Cr Moore said Solgen Energy would undertake a $6 million project to fit solar photovoltaic panels to more than 30 sites in the next two years, which was expected to generate 12.5 per cent of the electricity needs of all City properties.

Cr Moore said the panels could produce nearly 2,000,000 kilowatt hours of electricity a year and were expected to reduce the City’s annual carbon pollution by 2,100 tonnes.

“The City of Sydney is delivering on its commitment to reduce carbon pollution by 70 per cent and produce 30 per cent of its electricity from renewable sources by 2030 — one of the most ambitious programs of any Australian government,” Cr Moore said.

3. Victorian State Sheriff, Brendan Facey announced the launch of cutting-edge Automatic Number Plate Recognition (ANPR) technology to crackdown on fine defaulters, meaning people who had avoided paying outstanding traffic fines could find themselves caught out while driving on the road.

Mr Facey said ANPR cameras were mounted on the exterior of the Sheriff’s vehicles and would be used on the roads scanning for number plates.

“When a scan matches a vehicle registration number on the outstanding fines list, the system will alert the Sheriff’s officer there is a successful match,” Mr Facey said.

He said the ANPR technology would enhance the Sheriff’s operations to crack down on unpaid fines and outstanding warrants.

4. Scientists from Victoria’s Department of Primary Industries (DPI) developed a new online weather system to give farmers information about sheep weather alerts and horticulture disease risks up to a week in advance.

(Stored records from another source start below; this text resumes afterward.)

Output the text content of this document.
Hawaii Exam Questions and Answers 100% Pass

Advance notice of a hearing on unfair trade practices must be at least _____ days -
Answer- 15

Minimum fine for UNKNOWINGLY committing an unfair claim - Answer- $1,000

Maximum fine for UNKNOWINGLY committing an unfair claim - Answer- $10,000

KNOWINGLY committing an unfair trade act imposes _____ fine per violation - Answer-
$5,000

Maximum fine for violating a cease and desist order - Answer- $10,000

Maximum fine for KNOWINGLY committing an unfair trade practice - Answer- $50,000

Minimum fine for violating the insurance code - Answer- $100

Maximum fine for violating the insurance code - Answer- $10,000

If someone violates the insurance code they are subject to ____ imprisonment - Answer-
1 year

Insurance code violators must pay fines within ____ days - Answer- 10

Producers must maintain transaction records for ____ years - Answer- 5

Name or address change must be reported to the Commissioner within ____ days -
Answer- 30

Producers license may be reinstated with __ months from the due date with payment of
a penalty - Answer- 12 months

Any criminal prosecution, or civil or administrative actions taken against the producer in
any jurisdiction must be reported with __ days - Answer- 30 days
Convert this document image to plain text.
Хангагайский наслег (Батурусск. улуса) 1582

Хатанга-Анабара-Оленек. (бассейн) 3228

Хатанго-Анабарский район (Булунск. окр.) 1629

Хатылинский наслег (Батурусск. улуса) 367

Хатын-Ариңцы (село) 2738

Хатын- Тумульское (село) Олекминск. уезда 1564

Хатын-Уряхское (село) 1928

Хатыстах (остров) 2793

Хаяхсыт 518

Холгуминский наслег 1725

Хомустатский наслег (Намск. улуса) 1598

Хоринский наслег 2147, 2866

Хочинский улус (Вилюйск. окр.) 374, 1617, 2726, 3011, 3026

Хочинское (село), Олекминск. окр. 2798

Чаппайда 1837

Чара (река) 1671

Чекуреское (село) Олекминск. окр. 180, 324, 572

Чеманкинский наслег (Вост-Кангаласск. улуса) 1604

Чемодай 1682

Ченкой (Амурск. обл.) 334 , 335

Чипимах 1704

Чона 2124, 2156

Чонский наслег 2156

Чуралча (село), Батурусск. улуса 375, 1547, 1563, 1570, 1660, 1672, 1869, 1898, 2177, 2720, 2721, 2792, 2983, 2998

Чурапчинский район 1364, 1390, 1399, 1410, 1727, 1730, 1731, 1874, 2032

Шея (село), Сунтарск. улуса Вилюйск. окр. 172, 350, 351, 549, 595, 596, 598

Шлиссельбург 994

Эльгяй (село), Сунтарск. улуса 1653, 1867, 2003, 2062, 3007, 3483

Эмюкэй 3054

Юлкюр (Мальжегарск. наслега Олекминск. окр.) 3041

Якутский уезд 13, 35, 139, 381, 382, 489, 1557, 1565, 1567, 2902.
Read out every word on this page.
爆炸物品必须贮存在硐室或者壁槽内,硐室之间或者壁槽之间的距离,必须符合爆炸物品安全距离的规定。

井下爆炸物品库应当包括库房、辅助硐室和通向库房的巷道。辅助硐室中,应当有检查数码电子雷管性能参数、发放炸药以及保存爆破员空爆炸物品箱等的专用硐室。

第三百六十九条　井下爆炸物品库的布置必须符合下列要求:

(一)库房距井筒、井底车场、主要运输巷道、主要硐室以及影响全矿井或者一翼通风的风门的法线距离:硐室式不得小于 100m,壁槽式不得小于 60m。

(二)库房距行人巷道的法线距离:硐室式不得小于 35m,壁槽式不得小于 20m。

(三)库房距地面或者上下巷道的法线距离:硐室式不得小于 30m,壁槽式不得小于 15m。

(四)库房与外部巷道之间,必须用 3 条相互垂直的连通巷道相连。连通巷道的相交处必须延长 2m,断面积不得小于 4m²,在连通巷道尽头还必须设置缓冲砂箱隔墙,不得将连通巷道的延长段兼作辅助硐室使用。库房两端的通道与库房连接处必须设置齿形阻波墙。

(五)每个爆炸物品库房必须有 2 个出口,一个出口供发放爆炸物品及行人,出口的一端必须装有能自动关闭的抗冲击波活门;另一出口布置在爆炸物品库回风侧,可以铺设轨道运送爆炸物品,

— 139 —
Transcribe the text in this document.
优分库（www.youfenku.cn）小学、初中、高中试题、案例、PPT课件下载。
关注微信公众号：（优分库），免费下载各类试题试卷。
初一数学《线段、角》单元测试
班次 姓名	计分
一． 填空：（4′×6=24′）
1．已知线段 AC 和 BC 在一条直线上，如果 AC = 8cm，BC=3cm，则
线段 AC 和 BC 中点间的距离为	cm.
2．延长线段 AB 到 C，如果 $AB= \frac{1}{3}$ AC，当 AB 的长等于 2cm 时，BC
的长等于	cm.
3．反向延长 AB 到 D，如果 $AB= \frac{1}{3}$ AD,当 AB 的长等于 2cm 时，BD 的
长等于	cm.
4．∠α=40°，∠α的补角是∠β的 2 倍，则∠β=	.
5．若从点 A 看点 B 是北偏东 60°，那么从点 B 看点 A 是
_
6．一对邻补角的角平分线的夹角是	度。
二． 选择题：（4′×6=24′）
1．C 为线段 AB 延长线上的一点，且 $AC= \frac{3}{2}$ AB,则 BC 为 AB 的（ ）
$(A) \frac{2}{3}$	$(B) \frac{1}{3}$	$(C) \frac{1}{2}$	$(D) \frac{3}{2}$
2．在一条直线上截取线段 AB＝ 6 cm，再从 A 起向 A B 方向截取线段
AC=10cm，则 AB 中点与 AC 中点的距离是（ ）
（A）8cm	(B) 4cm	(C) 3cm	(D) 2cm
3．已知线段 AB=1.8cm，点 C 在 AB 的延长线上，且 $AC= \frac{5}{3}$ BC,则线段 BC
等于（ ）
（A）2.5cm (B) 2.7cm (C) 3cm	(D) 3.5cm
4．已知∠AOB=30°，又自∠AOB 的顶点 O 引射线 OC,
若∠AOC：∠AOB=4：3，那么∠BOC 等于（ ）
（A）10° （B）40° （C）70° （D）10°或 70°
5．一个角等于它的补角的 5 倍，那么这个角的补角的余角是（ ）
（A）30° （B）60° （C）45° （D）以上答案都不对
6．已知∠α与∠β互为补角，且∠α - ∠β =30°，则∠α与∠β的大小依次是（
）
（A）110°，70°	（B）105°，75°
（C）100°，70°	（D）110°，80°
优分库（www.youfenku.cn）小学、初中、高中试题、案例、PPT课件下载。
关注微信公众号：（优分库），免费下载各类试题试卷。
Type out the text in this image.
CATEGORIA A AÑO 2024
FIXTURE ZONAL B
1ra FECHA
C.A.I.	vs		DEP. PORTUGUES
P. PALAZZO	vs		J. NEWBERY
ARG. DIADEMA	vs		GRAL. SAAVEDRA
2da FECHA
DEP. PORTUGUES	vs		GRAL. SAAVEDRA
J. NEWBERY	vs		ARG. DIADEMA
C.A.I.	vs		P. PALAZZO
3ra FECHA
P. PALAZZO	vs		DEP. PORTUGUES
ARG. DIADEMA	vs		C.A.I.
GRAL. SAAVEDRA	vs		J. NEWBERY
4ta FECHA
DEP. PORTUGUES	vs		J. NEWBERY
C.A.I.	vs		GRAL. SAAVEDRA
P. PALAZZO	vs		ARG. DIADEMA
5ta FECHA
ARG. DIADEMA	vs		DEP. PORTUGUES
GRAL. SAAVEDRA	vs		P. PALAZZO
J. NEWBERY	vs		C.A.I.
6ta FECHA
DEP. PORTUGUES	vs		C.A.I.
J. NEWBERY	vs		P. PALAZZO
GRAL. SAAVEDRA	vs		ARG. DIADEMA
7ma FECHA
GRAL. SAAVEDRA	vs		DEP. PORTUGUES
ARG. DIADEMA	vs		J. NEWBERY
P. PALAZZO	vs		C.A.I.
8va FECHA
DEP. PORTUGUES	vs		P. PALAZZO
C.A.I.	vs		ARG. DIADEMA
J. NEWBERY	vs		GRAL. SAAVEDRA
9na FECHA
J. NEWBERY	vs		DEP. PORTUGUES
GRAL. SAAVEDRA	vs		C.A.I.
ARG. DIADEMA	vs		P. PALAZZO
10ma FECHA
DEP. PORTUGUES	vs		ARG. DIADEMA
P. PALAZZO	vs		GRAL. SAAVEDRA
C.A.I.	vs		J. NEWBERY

The system could develop online warnings including for heat or cold stress in sheep, brown rot disease and soil moisture levels.

Victorian Minister for Agriculture and Food Security, Peter Walsh said the website meant farmers could not only protect their stock but also reduce disease threats, potentially improving yields and achieving more targeted applications of both fertilisers and fungicides.

He said the service allowed producers to change their management and move stock or spray crops to avoid potential problems before they arrived.

5. In Queensland, the Criminal Code was amended to re-enact previously repealed laws to again make it a criminal offence to lie to Parliament.

State Attorney-General and Minister for Justice, Jarrod Bleijie said the change would make it an offence to knowingly give false evidence to Parliament or its Committees.

It would also be a criminal offence to cause a disturbance while Parliament was sitting or refuse to attend a Legislative Assembly or Parliamentary Committee and provide evidence.

Mr Bleijie said the amendments would not capture the everyday operations of the Parliament but would apply to Members and non-Members alike.

6. And this week a decade ago, South Australia Police (SAPOL) formed a new section to focus on the firearm involved in an offence, not just the offence and offender.

SAPOL Assistant Commissioner, Madeleine Glynn said the new 12-member Serious Firearm Crime Investigation Section team would investigate, detect and disrupt serious offending involving firearms, with the history of the firearm involved becoming a focus of the investigation.

“Knowing where the firearm has come from, how it came to be in possession of the offender and whether it has been rebirthed can help with serious crime investigations,” Assistant Commissioner Glynn said.